Starting an AI chat

The AI chat is a peer of the guided form — a different way to interact with the same search engine. It’s also a research conversation surface for follow-up questions, “what about” pivots, and analysis of results.

In this guide:

  • Open the chat
  • Send a first message
  • Recognize the two modes
  • Run a search inline

Step 1: Open the chat

From the Product Research home, click Chat in the toggle row, or open it from the sidebar.

The chat is anchored as a chat panel — a familiar messaging UI with a composer at the bottom and a thread above it.

Step 2: Send a first message

Type whatever you want — a search request, a question about the SellerScore, a follow-up on a previous result. Claude figures out which.

Two examples:

A search request:

“Show me bamboo socks under $20 in the UK with low competition.”

A conversational question:

“How does the demand sub-score work when SFR isn’t available?”

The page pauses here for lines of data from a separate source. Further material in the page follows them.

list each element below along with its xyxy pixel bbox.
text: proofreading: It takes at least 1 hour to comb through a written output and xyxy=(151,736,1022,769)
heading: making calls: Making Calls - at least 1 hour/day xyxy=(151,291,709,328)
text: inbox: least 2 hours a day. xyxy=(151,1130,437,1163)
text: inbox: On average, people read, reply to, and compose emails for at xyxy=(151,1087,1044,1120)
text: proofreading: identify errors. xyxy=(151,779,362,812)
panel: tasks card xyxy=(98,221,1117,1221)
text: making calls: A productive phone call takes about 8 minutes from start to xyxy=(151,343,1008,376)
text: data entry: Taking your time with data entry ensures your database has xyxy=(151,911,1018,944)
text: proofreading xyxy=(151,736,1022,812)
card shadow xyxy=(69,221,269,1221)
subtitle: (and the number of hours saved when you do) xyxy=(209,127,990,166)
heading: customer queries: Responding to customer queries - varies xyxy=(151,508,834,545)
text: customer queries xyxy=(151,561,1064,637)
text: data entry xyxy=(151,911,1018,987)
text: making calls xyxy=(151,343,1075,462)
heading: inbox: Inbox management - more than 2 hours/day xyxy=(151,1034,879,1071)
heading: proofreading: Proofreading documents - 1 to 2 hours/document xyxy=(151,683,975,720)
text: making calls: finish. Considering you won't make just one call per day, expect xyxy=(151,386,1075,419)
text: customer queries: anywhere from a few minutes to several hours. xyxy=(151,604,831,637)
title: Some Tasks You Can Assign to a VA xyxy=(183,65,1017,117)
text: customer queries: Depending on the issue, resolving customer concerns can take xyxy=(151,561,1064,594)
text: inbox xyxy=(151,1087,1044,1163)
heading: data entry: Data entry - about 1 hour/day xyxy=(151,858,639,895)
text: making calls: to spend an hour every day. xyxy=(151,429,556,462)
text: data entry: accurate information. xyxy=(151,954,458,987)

Both are valid messages. Claude routes them differently.

Step 3: The two modes

Claude has exactly two tools available:

ToolWhen Claude picks itCost
extract_search_paramsThe message describes a research goal.1 credit (for the triggered search).
no_search_intentThe message is conversational, exploratory, or a question.Free.

You see the difference in the response:

  • Search: A short ack (“Searching for…”) → search runs inline → results render in the chat → AI analysis of the top 5.
  • Conversational: A streamed, plain-text answer.

Intent extraction for the full mechanics.

Step 4: Run a search inline

When Claude triggers a search, you see:

  1. Acknowledgement — “Searching for [extracted parameters]…”
  2. search_triggered event — the parameters Claude extracted, displayed for transparency.
  3. search_completed event — top 5 results render as cards inline in the chat.
  4. Streamed AI analysis — Claude reads the results and offers a paragraph of synthesis.

The cards in the chat are tappable just like results in a list — open a detail, add to watchlist.

Continuing the conversation

After a search runs, you can refine without starting over:

  • “Tighten that to 25%+ margin.” (re-runs with adjusted params; 1 credit)
  • “Why did the top one score that way?” (conversational; free)
  • “Add product 3 to my watchlist.” (executes the action; free)

The AI keeps context across the conversation.

When chat shines

  • Exploratory phase“what’s a good niche for a new seller in the UK in 2026?” — broad questions Claude can think through.
  • Iterative refinement — easier to say “narrow to under $30” than to re-fill the form.
  • Cross-question synthesis“compare the top 3 in this search to the top 3 from yesterday.”
  • Analysis on demand“explain why the trend sub-score is dragging this product.”

When to fall back to guided

  • Reproducibility — if you need exactly the same parameters every time.
  • Power-user workflows — when filter/weight tuning matters more than chat-style flow.
  • Faster — for repeated searches with known parameters, the guided form is fewer keystrokes.

The two modes use the same engine; pick whichever fits the moment.